Sent from my LeMobile Le X526 using XDA Labs
twistyplain said:
Yup...This phone is dead. I have seen a similar le pro 3 posted here on XDA with the same streaks along the display. It's definitely a hard brick. No way to get around it that I know of. I'd like to rope @tsongming in on this. He has seen a few dead pro 3's so this is within his expertise.
Click to expand...
Click to collapse
Sorry bad news.
As twistyplain said, your phone is absolutely fried, and there is no solution.
It's definitely no brick, that is a hardware issue... Most likely shorted solder connections. The same thing happened to two of our X727s, we have one left that still works.
I highly recommend buying a seemingly unbrickable Xiaomi phone. Their budget models are awesome and of course their flagships are awesome. Everyone in my family has Migrated to Xiaomi . I currently have Android 10 working flawlessly.
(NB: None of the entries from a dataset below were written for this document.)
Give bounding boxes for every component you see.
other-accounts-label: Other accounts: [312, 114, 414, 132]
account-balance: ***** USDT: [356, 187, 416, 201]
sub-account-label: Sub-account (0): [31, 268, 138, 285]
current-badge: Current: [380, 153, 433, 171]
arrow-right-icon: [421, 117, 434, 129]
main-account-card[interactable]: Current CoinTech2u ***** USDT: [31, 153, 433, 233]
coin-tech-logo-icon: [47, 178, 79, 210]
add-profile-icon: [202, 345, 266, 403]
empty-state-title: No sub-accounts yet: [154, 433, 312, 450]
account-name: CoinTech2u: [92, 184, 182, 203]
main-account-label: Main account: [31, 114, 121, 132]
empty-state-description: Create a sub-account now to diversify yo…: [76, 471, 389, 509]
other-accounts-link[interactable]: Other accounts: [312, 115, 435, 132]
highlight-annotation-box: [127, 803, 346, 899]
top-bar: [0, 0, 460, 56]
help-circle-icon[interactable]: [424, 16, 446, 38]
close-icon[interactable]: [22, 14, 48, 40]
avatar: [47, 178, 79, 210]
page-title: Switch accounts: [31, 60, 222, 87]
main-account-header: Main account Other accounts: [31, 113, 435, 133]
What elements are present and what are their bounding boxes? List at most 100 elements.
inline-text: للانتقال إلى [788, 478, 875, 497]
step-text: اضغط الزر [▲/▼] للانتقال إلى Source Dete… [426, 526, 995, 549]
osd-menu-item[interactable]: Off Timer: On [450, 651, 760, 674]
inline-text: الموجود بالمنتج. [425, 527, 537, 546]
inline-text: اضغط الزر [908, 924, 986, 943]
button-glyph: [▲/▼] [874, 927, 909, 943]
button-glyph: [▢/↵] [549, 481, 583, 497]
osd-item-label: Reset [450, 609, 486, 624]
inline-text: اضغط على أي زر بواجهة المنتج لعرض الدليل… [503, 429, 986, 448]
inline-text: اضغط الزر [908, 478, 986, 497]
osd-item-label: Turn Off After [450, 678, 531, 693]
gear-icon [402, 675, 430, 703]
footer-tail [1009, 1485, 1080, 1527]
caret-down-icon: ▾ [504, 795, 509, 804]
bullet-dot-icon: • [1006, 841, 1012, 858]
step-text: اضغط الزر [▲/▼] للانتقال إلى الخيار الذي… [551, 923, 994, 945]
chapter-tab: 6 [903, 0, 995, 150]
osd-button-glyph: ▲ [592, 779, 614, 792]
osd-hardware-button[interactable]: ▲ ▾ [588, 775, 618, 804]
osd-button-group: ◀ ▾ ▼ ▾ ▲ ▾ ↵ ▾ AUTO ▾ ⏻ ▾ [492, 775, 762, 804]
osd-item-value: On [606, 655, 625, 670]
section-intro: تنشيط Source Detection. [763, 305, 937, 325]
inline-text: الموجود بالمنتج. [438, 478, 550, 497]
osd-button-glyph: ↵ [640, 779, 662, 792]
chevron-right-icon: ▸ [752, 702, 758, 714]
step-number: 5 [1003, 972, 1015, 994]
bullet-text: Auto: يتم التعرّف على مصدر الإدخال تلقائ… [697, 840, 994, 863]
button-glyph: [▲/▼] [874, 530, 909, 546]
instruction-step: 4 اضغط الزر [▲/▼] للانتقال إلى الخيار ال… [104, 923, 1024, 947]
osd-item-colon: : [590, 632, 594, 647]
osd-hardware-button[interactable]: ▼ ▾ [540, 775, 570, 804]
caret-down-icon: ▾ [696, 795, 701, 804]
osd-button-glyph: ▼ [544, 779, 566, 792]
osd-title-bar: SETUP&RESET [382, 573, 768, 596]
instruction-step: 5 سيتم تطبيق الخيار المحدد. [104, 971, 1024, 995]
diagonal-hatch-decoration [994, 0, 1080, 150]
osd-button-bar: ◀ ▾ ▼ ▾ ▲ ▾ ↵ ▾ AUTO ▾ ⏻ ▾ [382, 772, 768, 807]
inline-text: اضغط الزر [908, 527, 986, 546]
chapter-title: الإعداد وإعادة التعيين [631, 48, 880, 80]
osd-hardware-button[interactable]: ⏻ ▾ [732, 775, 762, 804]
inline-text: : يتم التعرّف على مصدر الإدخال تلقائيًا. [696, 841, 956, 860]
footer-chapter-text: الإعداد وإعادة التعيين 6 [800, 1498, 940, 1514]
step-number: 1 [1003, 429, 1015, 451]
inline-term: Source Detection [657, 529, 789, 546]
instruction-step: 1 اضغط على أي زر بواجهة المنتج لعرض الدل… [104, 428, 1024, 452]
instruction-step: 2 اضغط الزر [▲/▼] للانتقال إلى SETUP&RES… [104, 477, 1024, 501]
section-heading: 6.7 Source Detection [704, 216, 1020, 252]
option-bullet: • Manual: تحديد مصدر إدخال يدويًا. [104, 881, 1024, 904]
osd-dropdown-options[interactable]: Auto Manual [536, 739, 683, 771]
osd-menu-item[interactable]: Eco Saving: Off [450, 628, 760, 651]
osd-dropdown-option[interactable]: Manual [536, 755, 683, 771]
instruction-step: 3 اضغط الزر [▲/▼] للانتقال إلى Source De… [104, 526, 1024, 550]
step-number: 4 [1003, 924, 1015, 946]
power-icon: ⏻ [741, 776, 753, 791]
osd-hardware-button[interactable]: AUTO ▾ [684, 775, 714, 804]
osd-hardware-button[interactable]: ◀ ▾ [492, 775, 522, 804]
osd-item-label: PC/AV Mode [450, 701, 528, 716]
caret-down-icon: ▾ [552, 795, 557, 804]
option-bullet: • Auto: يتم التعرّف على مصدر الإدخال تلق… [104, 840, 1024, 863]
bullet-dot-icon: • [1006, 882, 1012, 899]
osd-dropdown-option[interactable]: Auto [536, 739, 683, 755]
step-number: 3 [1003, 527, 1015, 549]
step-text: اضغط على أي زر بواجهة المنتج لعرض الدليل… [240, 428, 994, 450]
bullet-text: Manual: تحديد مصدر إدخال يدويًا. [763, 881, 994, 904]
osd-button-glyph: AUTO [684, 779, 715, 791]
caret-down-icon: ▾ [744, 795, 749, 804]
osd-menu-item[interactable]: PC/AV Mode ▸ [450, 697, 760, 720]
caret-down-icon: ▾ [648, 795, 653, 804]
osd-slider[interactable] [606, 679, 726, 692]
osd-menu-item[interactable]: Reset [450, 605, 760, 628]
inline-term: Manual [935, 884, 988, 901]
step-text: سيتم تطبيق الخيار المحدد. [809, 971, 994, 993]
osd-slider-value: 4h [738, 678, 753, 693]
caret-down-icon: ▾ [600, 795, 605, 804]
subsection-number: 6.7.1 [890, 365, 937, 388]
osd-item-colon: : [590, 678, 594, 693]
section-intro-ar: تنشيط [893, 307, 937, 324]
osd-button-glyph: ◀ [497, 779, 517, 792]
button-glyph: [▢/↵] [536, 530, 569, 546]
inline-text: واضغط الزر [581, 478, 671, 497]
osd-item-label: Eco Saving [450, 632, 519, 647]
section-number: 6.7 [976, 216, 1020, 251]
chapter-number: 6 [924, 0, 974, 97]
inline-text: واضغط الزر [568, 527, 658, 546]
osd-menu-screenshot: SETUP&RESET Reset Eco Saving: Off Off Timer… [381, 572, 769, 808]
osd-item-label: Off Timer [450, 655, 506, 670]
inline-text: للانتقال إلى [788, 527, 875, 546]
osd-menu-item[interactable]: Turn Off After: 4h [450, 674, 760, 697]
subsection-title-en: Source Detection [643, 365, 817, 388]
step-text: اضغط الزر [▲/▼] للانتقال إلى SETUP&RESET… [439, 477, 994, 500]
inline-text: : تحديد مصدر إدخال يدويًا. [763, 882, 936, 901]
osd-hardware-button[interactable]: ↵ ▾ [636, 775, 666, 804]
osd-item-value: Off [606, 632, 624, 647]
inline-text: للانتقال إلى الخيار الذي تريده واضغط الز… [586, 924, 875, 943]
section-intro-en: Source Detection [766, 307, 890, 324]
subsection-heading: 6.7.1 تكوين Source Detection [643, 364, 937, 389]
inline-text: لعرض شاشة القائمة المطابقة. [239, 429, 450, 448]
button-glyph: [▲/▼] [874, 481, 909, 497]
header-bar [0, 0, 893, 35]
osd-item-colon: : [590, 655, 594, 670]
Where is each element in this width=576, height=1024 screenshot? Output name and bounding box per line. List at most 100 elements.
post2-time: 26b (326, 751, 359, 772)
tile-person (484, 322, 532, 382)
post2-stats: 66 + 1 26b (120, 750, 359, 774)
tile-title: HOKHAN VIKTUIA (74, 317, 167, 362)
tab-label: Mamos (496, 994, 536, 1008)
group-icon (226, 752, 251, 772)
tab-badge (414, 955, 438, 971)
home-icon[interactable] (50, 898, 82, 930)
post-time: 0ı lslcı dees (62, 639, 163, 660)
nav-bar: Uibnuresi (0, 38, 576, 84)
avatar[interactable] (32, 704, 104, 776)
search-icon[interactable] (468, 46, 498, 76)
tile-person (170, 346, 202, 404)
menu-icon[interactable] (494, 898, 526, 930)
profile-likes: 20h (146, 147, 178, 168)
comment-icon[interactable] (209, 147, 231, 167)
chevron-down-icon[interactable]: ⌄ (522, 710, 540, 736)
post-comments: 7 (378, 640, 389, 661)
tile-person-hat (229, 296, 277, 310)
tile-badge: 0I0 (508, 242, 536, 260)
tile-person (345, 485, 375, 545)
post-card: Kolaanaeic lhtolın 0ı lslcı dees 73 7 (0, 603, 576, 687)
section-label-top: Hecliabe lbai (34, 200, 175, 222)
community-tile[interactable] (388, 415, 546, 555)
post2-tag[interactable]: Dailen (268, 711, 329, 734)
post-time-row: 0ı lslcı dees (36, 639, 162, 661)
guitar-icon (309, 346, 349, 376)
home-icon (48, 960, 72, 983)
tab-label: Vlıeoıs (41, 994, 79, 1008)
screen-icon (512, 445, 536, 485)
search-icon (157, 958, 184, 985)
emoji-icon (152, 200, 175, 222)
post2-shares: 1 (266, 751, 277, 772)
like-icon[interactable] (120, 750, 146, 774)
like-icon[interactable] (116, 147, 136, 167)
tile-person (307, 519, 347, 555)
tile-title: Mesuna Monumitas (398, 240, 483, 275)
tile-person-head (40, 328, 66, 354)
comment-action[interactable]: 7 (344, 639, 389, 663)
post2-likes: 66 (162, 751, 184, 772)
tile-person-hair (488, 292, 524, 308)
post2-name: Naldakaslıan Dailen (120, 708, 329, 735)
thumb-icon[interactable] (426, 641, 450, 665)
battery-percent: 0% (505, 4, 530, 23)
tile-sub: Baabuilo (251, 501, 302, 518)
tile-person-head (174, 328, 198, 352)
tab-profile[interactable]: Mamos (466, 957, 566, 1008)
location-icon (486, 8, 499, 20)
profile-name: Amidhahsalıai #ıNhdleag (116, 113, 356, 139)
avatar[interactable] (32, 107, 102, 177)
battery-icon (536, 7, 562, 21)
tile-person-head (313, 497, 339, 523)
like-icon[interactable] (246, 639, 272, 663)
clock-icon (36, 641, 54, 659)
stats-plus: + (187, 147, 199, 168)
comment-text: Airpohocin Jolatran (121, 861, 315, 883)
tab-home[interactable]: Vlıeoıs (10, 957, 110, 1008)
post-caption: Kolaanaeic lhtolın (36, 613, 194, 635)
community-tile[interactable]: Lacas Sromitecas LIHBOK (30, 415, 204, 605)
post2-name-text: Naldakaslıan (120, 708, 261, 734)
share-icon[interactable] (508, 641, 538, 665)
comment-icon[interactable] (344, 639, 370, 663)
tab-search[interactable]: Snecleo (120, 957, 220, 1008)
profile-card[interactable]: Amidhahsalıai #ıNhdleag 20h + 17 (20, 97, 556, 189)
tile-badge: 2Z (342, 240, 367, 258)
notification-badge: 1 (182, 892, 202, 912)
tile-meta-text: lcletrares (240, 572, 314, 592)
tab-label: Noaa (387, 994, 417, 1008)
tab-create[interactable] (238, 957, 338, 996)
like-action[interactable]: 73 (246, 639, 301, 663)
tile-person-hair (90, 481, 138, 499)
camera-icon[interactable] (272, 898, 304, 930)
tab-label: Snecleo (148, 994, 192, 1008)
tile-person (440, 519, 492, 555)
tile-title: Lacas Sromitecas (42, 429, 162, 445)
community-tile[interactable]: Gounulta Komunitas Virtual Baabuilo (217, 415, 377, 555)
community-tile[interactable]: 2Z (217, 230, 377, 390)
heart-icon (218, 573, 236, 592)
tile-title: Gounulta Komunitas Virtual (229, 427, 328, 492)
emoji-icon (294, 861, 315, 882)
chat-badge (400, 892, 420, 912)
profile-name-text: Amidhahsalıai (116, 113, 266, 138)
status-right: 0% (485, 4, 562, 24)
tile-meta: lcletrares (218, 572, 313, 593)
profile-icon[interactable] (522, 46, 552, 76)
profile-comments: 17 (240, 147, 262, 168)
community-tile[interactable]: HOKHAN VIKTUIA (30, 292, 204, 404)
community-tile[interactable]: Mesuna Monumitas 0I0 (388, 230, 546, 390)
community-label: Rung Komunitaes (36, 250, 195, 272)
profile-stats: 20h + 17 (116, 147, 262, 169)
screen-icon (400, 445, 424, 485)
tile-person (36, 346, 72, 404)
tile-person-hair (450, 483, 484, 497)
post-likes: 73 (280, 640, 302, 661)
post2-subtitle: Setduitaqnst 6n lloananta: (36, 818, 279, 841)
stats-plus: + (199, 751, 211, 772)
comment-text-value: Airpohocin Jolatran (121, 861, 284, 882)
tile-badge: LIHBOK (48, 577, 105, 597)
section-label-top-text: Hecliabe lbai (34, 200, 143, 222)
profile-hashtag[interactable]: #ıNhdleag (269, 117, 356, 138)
Thanks for the info. I made a mistake of not backing up the photos from the phone. I'm still hoping for a slim chance and searching that some of the repair shops (in China?) are somehow able to boot up the phone and retrieve the photos for me. Meanwhile, I'll check into Xiaomi.
-- Joseph
easyxpress said:
Thanks for the info. I made a mistake of not backing up the photos from the phone. I'm still hoping for a slim chance and searching that some of the repair shops (in China?) are somehow able to boot up the phone and retrieve the photos for me. Meanwhile, I'll check into Xiaomi.
-- Joseph
Click to expand...
Click to collapse
If you are in China and located in a large city or tech industrial area you should have plenty of shops that repair at the component level.
Your phone could very likely be repaired by a shop that has a hot air rework soldering station with an electron microscope.
We used to have these types of places in the US but they have all gone out business, replaced by board swappers, who charge a lot. I would suspect that you could get it repaired in China for 100 yuan or less.
I worked in Beijing for 3 months, about 18 years ago and these types of places were everywhere.